Why this occurs in some people and not others are still unknown. Some people may be born with a predisposition for the disorder, which is then triggered by a combination of factors. Potential triggers include:
Because some people develop chronic fatigue syndrome after having a viral infection, researchers question whether some viruses might trigger the disorder. Suspicious viruses include Epstein-Barr virus, human herpes virus 6 and mouse leukemia viruses. No conclusive link has yet been found.
Immune system problems.
The immune systems of people who have chronic fatigue syndrome appear to be impaired slightly, but it’s unclear if this impairment is enough to cause the disorder
People who have chronic fatigue syndrome also sometimes experience abnormal blood levels of hormones produced in the hypothalamus, pituitary glands or adrenal glands. But the significance of these abnormalities is still unknown.
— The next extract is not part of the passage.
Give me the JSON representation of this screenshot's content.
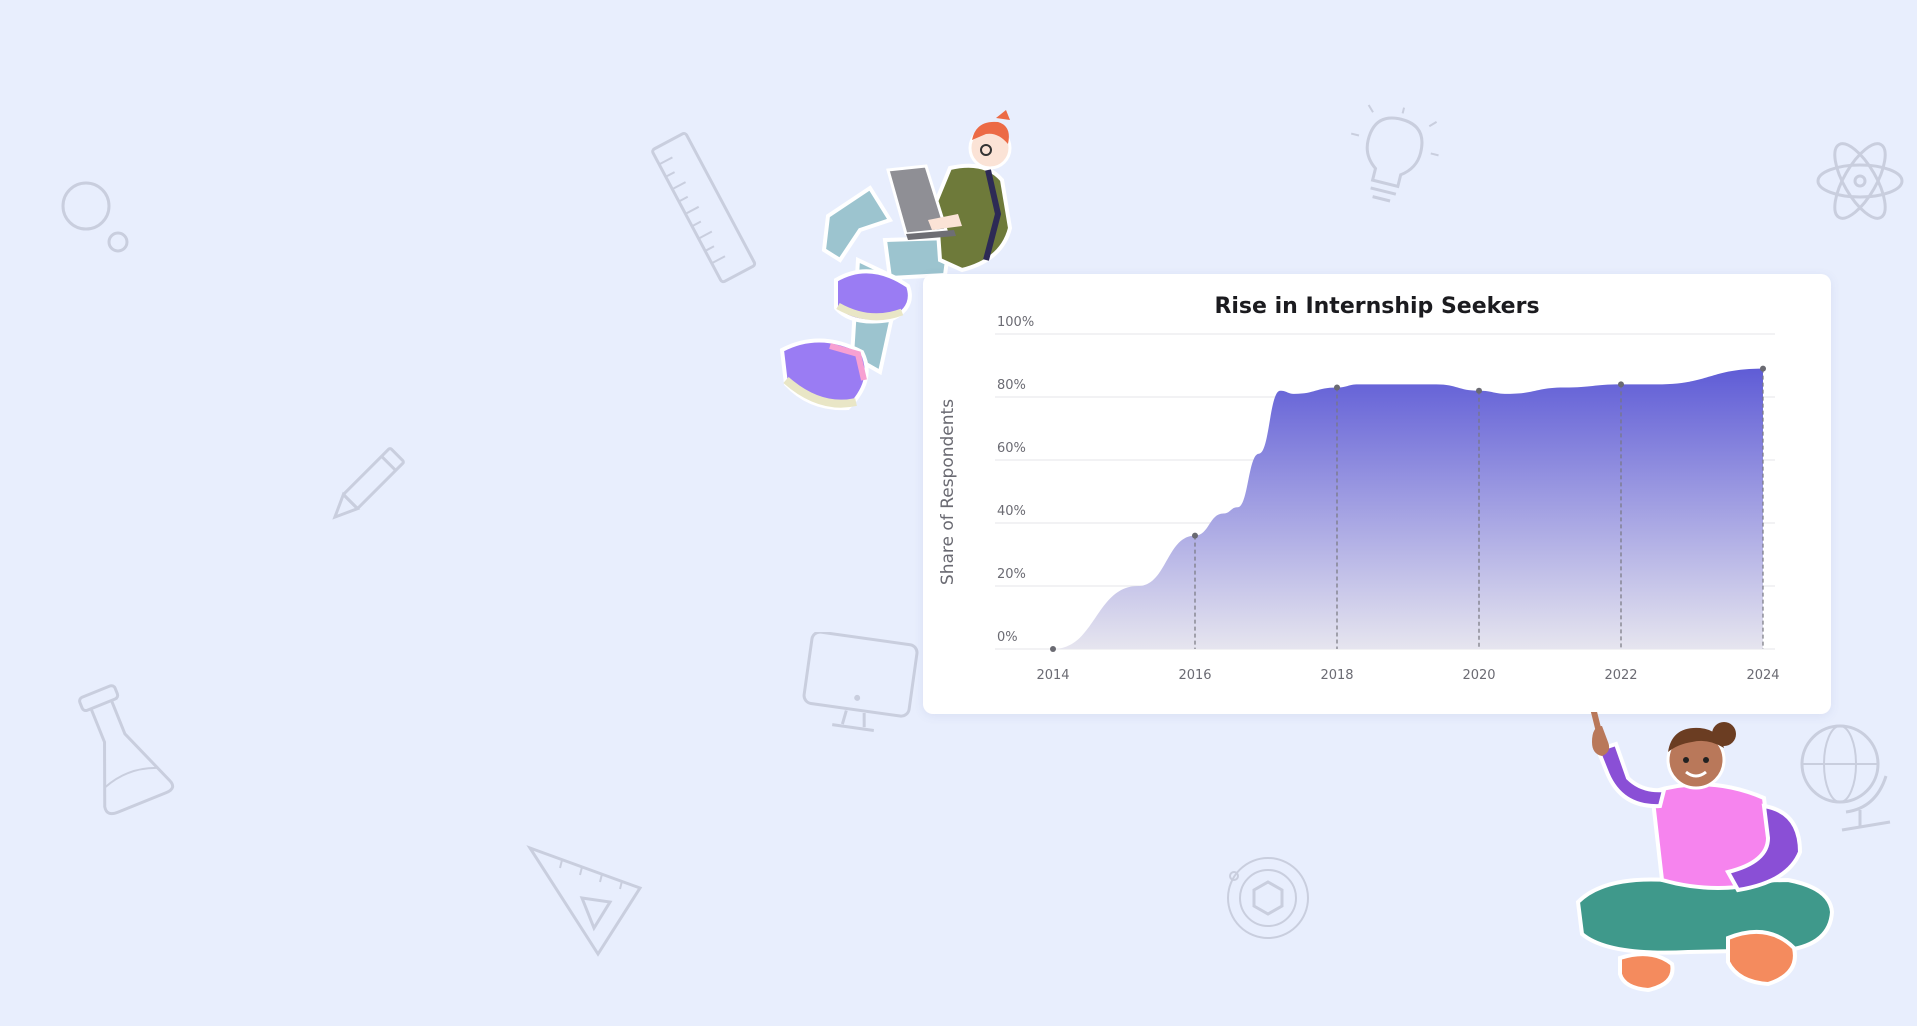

Factors that may increase your risk of chronic fatigue syndrome include:
Chronic fatigue syndrome can occur at any age, but it most commonly affects people in their 40s and 50s.
Women are diagnosed with chronic fatigue syndrome much more often than men, but it may be that women are simply more likely to report their symptoms to a doctor.
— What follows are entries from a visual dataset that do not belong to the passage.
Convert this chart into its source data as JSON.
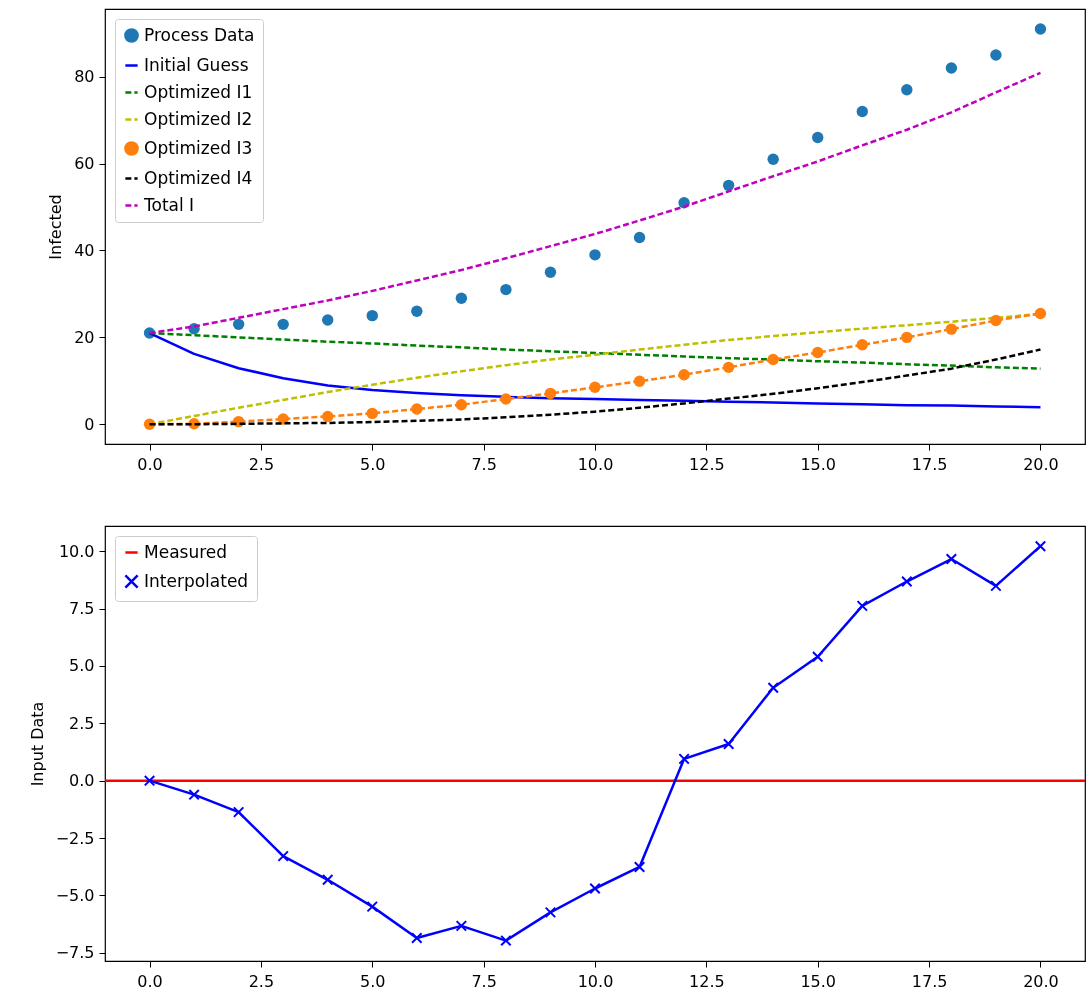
{
  "chart_data": [
    {
      "type": "line",
      "ylabel": "Infected",
      "xlim": [
        -1,
        21
      ],
      "ylim": [
        -4.55,
        95.6
      ],
      "xticks": [
        {
          "value": 0,
          "label": "0.0"
        },
        2.5,
        {
          "value": 5,
          "label": "5.0"
        },
        7.5,
        {
          "value": 10,
          "label": "10.0"
        },
        12.5,
        {
          "value": 15,
          "label": "15.0"
        },
        17.5,
        {
          "value": 20,
          "label": "20.0"
        }
      ],
      "yticks": [
        0,
        20,
        40,
        60,
        80
      ],
      "grid": false,
      "legend": "top left",
      "x": [
        0,
        1,
        2,
        3,
        4,
        5,
        6,
        7,
        8,
        9,
        10,
        11,
        12,
        13,
        14,
        15,
        16,
        17,
        18,
        19,
        20
      ],
      "series": [
        {
          "name": "Process Data",
          "type": "scatter",
          "marker": "circle",
          "color": "#1f77b4",
          "values": [
            21,
            22,
            23,
            23,
            24,
            25,
            26,
            29,
            31,
            35,
            39,
            43,
            51,
            55,
            61,
            66,
            72,
            77,
            82,
            85,
            91
          ]
        },
        {
          "name": "Initial Guess",
          "type": "line",
          "line_style": "solid",
          "color": "#0000ff",
          "values": [
            21,
            16.2,
            12.9,
            10.6,
            8.9,
            7.9,
            7.2,
            6.7,
            6.3,
            6.0,
            5.8,
            5.6,
            5.4,
            5.2,
            5.0,
            4.8,
            4.6,
            4.4,
            4.3,
            4.1,
            3.9
          ]
        },
        {
          "name": "Optimized I1",
          "type": "line",
          "line_style": "dashed",
          "color": "#008000",
          "values": [
            21,
            20.5,
            20.0,
            19.5,
            19.0,
            18.6,
            18.1,
            17.7,
            17.2,
            16.8,
            16.4,
            16.0,
            15.6,
            15.2,
            14.9,
            14.5,
            14.2,
            13.8,
            13.5,
            13.1,
            12.8
          ]
        },
        {
          "name": "Optimized I2",
          "type": "line",
          "line_style": "dashed",
          "color": "#bfbf00",
          "values": [
            0,
            1.9,
            3.8,
            5.6,
            7.4,
            9.1,
            10.7,
            12.2,
            13.6,
            14.9,
            16.0,
            17.2,
            18.3,
            19.4,
            20.3,
            21.2,
            22.0,
            22.8,
            23.6,
            24.5,
            25.4
          ]
        },
        {
          "name": "Optimized I3",
          "type": "line",
          "line_style": "dashed",
          "marker": "circle",
          "color": "#ff7f0e",
          "values": [
            0,
            0.1,
            0.6,
            1.2,
            1.8,
            2.5,
            3.5,
            4.5,
            5.8,
            7.1,
            8.5,
            9.9,
            11.4,
            13.1,
            14.9,
            16.5,
            18.3,
            20.0,
            21.9,
            23.9,
            25.5
          ]
        },
        {
          "name": "Optimized I4",
          "type": "line",
          "line_style": "dashed",
          "color": "#000000",
          "values": [
            0,
            0,
            0.1,
            0.2,
            0.3,
            0.5,
            0.8,
            1.1,
            1.6,
            2.2,
            2.9,
            3.8,
            4.8,
            5.9,
            7.0,
            8.3,
            9.7,
            11.2,
            12.8,
            14.9,
            17.2
          ]
        },
        {
          "name": "Total I",
          "type": "line",
          "line_style": "dashed",
          "color": "#bf00bf",
          "values": [
            21.0,
            22.5,
            24.5,
            26.5,
            28.5,
            30.7,
            33.1,
            35.5,
            38.2,
            41.0,
            43.8,
            46.9,
            50.1,
            53.6,
            57.1,
            60.5,
            64.2,
            67.8,
            71.8,
            76.4,
            80.9
          ]
        }
      ]
    },
    {
      "type": "line",
      "ylabel": "Input Data",
      "xlim": [
        -1,
        21
      ],
      "ylim": [
        -7.86,
        11.1
      ],
      "xticks": [
        {
          "value": 0,
          "label": "0.0"
        },
        2.5,
        {
          "value": 5,
          "label": "5.0"
        },
        7.5,
        {
          "value": 10,
          "label": "10.0"
        },
        12.5,
        {
          "value": 15,
          "label": "15.0"
        },
        17.5,
        {
          "value": 20,
          "label": "20.0"
        }
      ],
      "yticks": [
        {
          "value": -7.5,
          "label": "−7.5"
        },
        {
          "value": -5,
          "label": "−5.0"
        },
        {
          "value": -2.5,
          "label": "−2.5"
        },
        {
          "value": 0,
          "label": "0.0"
        },
        2.5,
        {
          "value": 5,
          "label": "5.0"
        },
        7.5,
        {
          "value": 10,
          "label": "10.0"
        }
      ],
      "grid": false,
      "legend": "top left",
      "x": [
        0,
        1,
        2,
        3,
        4,
        5,
        6,
        7,
        8,
        9,
        10,
        11,
        12,
        13,
        14,
        15,
        16,
        17,
        18,
        19,
        20
      ],
      "series": [
        {
          "name": "Measured",
          "type": "line",
          "line_style": "solid",
          "color": "#ff0000",
          "x": [
            -1,
            21
          ],
          "values": [
            0,
            0
          ]
        },
        {
          "name": "Interpolated",
          "type": "line",
          "line_style": "solid",
          "marker": "cross",
          "color": "#0000ff",
          "values": [
            0,
            -0.61,
            -1.37,
            -3.29,
            -4.32,
            -5.49,
            -6.86,
            -6.33,
            -6.97,
            -5.74,
            -4.7,
            -3.76,
            0.95,
            1.6,
            4.05,
            5.4,
            7.62,
            8.68,
            9.66,
            8.49,
            10.22
          ]
        }
      ]
    }
  ]
}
Difficulty managing stress may contribute to the development of chronic fatigue syndrome.
The Influence of Personality and Person History on understanding the Risk associated with CFS:
The key to understanding why you may get ill, is realizing that there is no one factor alone that causes us to get CFS. It is the combination of a number of these predisposing factors that results in a state of burnout in the body.
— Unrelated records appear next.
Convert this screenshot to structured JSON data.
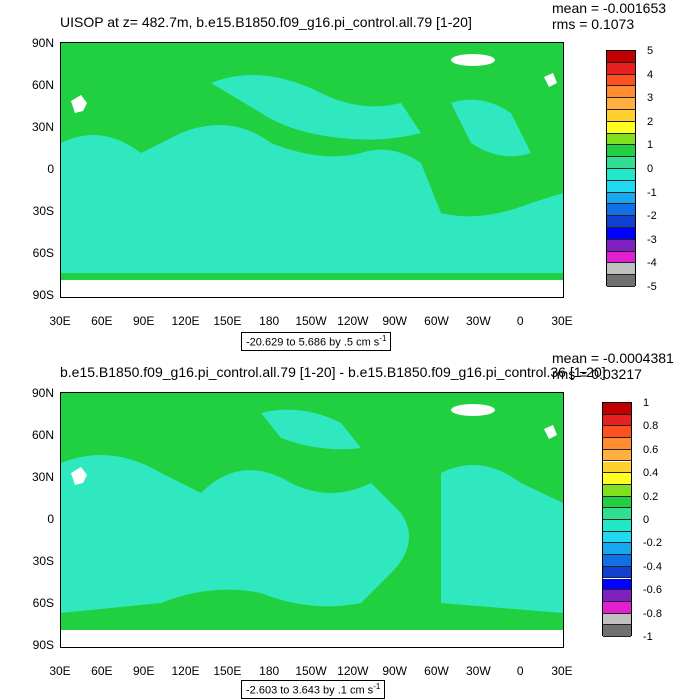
{
  "panels": [
    {
      "title": "UISOP at z= 482.7m, b.e15.B1850.f09_g16.pi_control.all.79 [1-20]",
      "mean": "mean = -0.001653",
      "rms": "rms = 0.1073",
      "range_label": "-20.629 to 5.686 by .5 cm s",
      "range_unit_exp": "-1",
      "colorbar": {
        "labels": [
          "5",
          "4",
          "3",
          "2",
          "1",
          "0",
          "-1",
          "-2",
          "-3",
          "-4",
          "-5"
        ],
        "colors": [
          "#c00000",
          "#e82020",
          "#ff5020",
          "#ff8c30",
          "#ffb040",
          "#ffd030",
          "#ffff20",
          "#80e020",
          "#20d040",
          "#30e090",
          "#20e8c8",
          "#20d8f0",
          "#18a8f0",
          "#1070e8",
          "#1040d0",
          "#0000ff",
          "#8020c0",
          "#e020d0",
          "#c0c0c0",
          "#707070"
        ]
      }
    },
    {
      "title": "b.e15.B1850.f09_g16.pi_control.all.79 [1-20] - b.e15.B1850.f09_g16.pi_control.36 [1-20]",
      "mean": "mean = -0.0004381",
      "rms": "rms = 0.03217",
      "range_label": "-2.603 to 3.643 by .1 cm s",
      "range_unit_exp": "-1",
      "colorbar": {
        "labels": [
          "1",
          "0.8",
          "0.6",
          "0.4",
          "0.2",
          "0",
          "-0.2",
          "-0.4",
          "-0.6",
          "-0.8",
          "-1"
        ],
        "colors": [
          "#c00000",
          "#e82020",
          "#ff5020",
          "#ff8c30",
          "#ffb040",
          "#ffd030",
          "#ffff20",
          "#80e020",
          "#20d040",
          "#30e090",
          "#20e8c8",
          "#20d8f0",
          "#18a8f0",
          "#1070e8",
          "#1040d0",
          "#0000ff",
          "#8020c0",
          "#e020d0",
          "#c0c0c0",
          "#707070"
        ]
      }
    }
  ],
  "axes": {
    "lat_labels": [
      "90N",
      "60N",
      "30N",
      "0",
      "30S",
      "60S",
      "90S"
    ],
    "lon_labels": [
      "30E",
      "60E",
      "90E",
      "120E",
      "150E",
      "180",
      "150W",
      "120W",
      "90W",
      "60W",
      "30W",
      "0",
      "30E"
    ]
  },
  "map_colors": {
    "background": "#20d040",
    "ocean": "#30e8c0",
    "missing": "#ffffff"
  }
}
Toxins, bacteria and other pathogens can grow out of control in a gut that is filled daily with foods and liquids that feed the harmful bacteria.
This, in turn, reduces the number of healthy bacteria that assist your optimum gut function.
Here’s How CFS Affects Many of our Body Systems:
Our body is made up of several different systems and it is widely accepted that CFS does have a destructive impact on these systems.
Paradoxically, the health and efficiency of your various systems will affect the symptoms of CFS. This is why it becomes critical to make changes in your diet and lifestyle. These changes will ensure that weakened systems are not the root cause of the problems.
Diet changes, healthy blood pressure, exercise and Doctor supervised overhauls of your body systems will assure that your CFS symptoms are not caused by poorly functioning body systems.
The human body is comprised of 11 systems: integumentary (skin), muscular, skeletal, nervous, circulatory, lymphatic/immune, respiratory, endocrine, urinary/excretory, reproductive and digestive.
The overall approach is the idea that all systems are inextricably linked and that CFS conditions may affect multiple systems.
For example, the maladaptive stress response, which originates in the nervous system, can affect our endocrine system by generating excess cortisol and adrenaline. This can lead to poor absorption in our digestive system and can result in our immune system being oversensitive (food intolerances and chemical sensitivities).
Some examples of how individual systems can be affected are:
In CFS, we may find that the nervous system is in a state of over-stimulation (this is referred to as maladaptive stress response) which can result in a feeling of being “tired and wired” and that despite being exhausted, we can’t fully rest.
Many of those with CFS can report digestive symptoms. When our digestion is not working effectively, it can have a substantial effect on energy creation, brain fog/concentration and many other bodily systems.
Lymphatic and Immune System:
Those with CFS report a range of immune related issues, ranging from hyper sensitivities/intolerances to foods and chemicals, to a weakened immune system and seems to be “catching everything that goes around.”
A sub-group of those with CFS/ME can experience hypo-thyroidism and suboptimal adrenal function is a common result of ongoing stress (either leading up to getting ill, or as a consequence of) leading to poor absorption in our digestive system, and can result in our immune system being overly sensitive (food intolerances and chemical sensitivities).